Opinión
Realismo en tiempos de vértigo
lunes 22 septiembre, 2025
Antonio Sánchez Alarcón
En la Venezuela de hoy, la política se vive como un parque de diversiones descompuesto: Cada día es una montaña rusa emocional donde los titulares, las declaraciones, las conspiraciones y las encuestas nos empujan del eufórico optimismo al pesimismo paralizante sin escala intermedia. La sensación de vértigo es permanente. A ratos, un tweet basta para anunciar la inminente caída del régimen. Al siguiente día, otro post alerta sobre el apocalipsis democrático. Todo parece depender de quien narre la historia.
Este vaivén no es casual. Cada bando en pugna necesita movilizar emociones: Esperanza para alentar o miedo para contener. La verdad importa menos que el efecto. Y así, los venezolanos terminamos atrapados en una espiral de interpretaciones que poco tienen que ver con la realidad concreta que padecemos o construimos.
No se trata de negar que existan razones válidas para el optimismo —las hay— o para el pesimismo —también abundan—. El problema es confundir esas disposiciones emocionales con el análisis riguroso de los hechos. El optimista ve oportunidades donde otros ven ruinas. El pesimista sólo advierte ruinas, incluso cuando hay señales de vida. Pero ambos, si se dejan arrastrar por sus sesgos, terminan distorsionando la realidad.
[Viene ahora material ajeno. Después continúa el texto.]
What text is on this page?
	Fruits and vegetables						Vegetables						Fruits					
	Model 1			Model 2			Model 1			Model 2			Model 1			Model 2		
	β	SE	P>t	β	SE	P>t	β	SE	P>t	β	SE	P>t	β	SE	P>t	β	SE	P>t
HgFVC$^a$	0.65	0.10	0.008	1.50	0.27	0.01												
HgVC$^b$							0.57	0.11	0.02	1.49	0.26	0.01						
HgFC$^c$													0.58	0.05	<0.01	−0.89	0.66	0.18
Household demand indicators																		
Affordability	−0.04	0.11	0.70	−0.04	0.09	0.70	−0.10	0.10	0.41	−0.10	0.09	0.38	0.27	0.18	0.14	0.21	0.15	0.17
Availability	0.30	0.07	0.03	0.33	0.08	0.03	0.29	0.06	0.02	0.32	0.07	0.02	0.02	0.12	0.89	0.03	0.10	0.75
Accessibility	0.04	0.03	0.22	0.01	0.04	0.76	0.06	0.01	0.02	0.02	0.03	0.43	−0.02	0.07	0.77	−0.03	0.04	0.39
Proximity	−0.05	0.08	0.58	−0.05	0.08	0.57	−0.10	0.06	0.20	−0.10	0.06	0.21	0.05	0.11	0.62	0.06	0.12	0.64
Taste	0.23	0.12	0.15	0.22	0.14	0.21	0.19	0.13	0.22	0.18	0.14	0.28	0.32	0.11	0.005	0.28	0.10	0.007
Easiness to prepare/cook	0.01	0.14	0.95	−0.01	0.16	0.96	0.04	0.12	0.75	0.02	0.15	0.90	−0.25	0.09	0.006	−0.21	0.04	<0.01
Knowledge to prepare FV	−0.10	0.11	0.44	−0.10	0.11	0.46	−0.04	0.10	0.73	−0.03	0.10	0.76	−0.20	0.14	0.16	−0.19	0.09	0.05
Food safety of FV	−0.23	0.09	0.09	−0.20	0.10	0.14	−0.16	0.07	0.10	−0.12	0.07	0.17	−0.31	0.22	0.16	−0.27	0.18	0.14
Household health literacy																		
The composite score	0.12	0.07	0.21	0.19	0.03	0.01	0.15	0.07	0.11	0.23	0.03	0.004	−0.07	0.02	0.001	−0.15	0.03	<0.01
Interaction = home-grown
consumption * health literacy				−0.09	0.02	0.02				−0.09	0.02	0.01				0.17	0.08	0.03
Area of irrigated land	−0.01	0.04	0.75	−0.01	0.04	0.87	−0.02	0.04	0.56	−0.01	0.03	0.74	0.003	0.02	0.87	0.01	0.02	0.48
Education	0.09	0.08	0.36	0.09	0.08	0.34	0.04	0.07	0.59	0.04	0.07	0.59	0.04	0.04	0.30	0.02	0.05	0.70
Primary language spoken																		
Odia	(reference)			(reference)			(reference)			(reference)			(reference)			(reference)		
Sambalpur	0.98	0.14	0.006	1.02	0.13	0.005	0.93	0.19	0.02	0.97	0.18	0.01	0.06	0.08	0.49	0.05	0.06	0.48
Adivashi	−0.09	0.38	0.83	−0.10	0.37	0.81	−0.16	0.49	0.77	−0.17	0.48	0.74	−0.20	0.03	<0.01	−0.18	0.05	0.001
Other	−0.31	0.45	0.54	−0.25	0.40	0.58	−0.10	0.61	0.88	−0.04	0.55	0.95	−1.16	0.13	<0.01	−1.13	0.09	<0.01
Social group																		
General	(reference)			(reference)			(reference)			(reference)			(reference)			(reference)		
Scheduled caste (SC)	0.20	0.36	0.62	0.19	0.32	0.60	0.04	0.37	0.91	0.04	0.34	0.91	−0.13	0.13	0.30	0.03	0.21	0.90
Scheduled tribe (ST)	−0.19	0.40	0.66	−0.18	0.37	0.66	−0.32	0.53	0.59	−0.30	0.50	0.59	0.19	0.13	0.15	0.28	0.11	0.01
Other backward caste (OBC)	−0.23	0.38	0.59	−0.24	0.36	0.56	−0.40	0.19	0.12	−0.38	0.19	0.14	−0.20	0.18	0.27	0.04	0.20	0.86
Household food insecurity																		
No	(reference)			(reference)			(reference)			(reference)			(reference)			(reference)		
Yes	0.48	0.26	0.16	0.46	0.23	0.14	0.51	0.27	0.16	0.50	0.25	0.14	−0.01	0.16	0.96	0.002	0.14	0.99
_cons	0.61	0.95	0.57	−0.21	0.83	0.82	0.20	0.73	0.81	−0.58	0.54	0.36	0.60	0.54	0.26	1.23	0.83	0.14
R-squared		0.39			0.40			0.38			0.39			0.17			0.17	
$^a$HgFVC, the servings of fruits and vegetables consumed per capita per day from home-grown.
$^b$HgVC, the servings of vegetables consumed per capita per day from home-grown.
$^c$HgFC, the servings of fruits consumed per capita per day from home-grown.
Un enfoque más útil, sobre todo en contextos de crisis prolongada como el venezolano, es el realismo. No el cinismo ni la resignación, sino la actitud madura de asumir la realidad tal como se presenta, con sus contradicciones, sus claroscuros, sus fenómenos y sus consecuencias. Realismo no es indiferencia ni neutralidad, es responsabilidad. Es evaluar con serenidad lo que está ocurriendo y prever, con la mayor lucidez posible, lo que podría ocurrir.
Esto implica no subirse al vagón de la propaganda ni dejarse arrastrar por la ansiedad colectiva. Exige también humildad: aceptar que la realidad es más compleja que nuestras expectativas. Venezuela no será salvada por una frase ingeniosa ni condenada por un dato inquietante. Lo que está en juego es más profundo: se trata de recomponer una sociedad fracturada, reconstituir un Estado devastado, reconstruir confianzas rotas. Y eso requiere tiempo, constancia, instituciones, no estados de ánimo.
Cuando uno se deja llevar por la retórica del optimismo o del pesimismo, pierde el contacto con el suelo. Es como si viviéramos suspendidos en un relato, sin posibilidad de tocar la tierra. Pero mientras sigamos montados en esa montaña rusa —emocional, mediática, política—, será imposible tener los pies en la realidad, y sin realidad no hay cambio posible.
El realismo, entonces, no es una renuncia al futuro ni una traición a la esperanza. Es el punto de partida indispensable para cualquier transformación seria. Es decir: Mirar con claridad, actuar con responsabilidad y decidir con autonomía.
La madurez de un pueblo no se mide por su entusiasmo ni por su escepticismo, sino por su capacidad de comprender los límites y las posibilidades de su tiempo.